Enter a square or rectangular matrix and instantly get its 2-norm condition number (from singular values), the 1-, infinity-, and Frobenius norms, and a plain-English read on how numerically stable it is.

How the condition number is calculated

The 2-norm condition number of a matrix A is the ratio of its largest to smallest singular value: κ₂(A) = σmax / σmin. Singular values are the non-negative square roots of the eigenvalues of the symmetric matrix AᵀA. This tool forms AᵀA explicitly, then runs the classic cyclic Jacobi eigenvalue algorithm — repeatedly zeroing the largest off-diagonal entry with a plane rotation until the matrix is diagonal to machine tolerance. The diagonal holds the eigenvalues; their square roots are σ.

AᵀA = V Σ² Vᵀ  →  σᵢ = √(λᵢ(AᵀA))  →  κ₂ = σ₁ / σₙ

The other norms follow directly from the entries. The 1-norm is the maximum absolute column sum, the infinity-norm is the maximum absolute row sum, and the Frobenius norm is the square root of the sum of squared entries (equivalently √(Σ σᵢ²)). The 2-norm itself equals σmax.

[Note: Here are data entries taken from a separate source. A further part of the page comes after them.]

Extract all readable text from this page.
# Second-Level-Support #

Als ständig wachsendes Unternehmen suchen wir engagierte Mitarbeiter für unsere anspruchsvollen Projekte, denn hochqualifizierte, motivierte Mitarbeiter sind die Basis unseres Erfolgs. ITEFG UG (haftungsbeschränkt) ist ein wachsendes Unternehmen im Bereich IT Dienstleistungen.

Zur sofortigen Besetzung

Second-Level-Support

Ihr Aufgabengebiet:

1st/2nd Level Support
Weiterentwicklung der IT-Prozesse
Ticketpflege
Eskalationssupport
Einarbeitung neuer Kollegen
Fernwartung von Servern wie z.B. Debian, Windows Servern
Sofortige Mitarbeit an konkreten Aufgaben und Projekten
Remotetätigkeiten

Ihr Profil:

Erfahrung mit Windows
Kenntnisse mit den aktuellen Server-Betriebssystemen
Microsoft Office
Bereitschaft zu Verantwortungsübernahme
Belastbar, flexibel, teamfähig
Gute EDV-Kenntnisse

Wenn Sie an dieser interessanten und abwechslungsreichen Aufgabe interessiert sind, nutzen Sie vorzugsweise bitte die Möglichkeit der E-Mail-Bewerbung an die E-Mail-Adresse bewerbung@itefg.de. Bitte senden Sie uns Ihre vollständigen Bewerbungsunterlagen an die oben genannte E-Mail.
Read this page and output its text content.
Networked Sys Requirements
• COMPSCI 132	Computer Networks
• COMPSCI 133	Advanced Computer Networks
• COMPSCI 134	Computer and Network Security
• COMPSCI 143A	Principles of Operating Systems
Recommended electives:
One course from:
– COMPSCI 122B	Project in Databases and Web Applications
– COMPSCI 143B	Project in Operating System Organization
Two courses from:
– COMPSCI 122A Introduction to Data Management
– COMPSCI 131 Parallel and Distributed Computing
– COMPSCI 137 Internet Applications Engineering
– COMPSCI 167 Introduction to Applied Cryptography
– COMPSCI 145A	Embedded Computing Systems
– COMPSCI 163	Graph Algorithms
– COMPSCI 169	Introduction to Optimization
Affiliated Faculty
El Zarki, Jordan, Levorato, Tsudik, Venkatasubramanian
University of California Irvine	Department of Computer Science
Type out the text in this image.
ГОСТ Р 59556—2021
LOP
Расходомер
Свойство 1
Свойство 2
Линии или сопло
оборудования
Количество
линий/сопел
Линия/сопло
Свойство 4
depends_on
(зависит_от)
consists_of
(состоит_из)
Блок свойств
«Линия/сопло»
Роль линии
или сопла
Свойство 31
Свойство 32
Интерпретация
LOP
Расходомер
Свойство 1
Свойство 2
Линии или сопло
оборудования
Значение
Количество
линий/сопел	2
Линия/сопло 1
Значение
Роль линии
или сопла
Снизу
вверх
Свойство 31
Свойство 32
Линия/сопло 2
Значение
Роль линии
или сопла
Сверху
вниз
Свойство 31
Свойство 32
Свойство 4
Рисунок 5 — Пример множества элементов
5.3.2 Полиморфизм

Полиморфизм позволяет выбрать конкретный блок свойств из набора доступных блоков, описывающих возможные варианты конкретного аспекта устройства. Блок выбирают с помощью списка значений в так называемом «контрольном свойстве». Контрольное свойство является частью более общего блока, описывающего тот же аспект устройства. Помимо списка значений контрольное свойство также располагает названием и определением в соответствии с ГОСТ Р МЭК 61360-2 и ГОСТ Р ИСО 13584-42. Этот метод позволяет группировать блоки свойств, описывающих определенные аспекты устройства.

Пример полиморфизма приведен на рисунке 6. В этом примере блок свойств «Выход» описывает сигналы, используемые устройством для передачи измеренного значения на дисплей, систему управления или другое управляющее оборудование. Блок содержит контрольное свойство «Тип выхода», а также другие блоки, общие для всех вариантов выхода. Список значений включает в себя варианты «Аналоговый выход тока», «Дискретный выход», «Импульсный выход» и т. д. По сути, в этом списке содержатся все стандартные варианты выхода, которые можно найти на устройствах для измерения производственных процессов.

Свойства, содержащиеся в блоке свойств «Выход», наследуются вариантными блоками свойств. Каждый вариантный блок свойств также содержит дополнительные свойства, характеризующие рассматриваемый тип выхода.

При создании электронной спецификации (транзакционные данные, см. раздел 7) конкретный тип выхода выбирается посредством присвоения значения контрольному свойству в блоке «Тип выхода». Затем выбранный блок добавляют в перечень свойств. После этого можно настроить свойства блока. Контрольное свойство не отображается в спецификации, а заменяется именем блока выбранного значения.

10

Why care? The condition number bounds how much relative error in b can be amplified when solving Ax = b. If κ(A) ≈ 10ᶉ, you can lose up to k significant decimal digits in the solution. A value near 1 is perfectly conditioned (orthogonal matrices sit exactly at 1); values above 1/εmachine ≈ 10¹⁶ for double precision mean the matrix is numerically singular and the solution is meaningless. Ill-conditioning is why naive Gaussian elimination on a Hilbert matrix produces garbage while the same code sails through a diagonally dominant system. Use this to sanity-check design matrices, covariance matrices, and stiffness matrices before you trust a solver's output.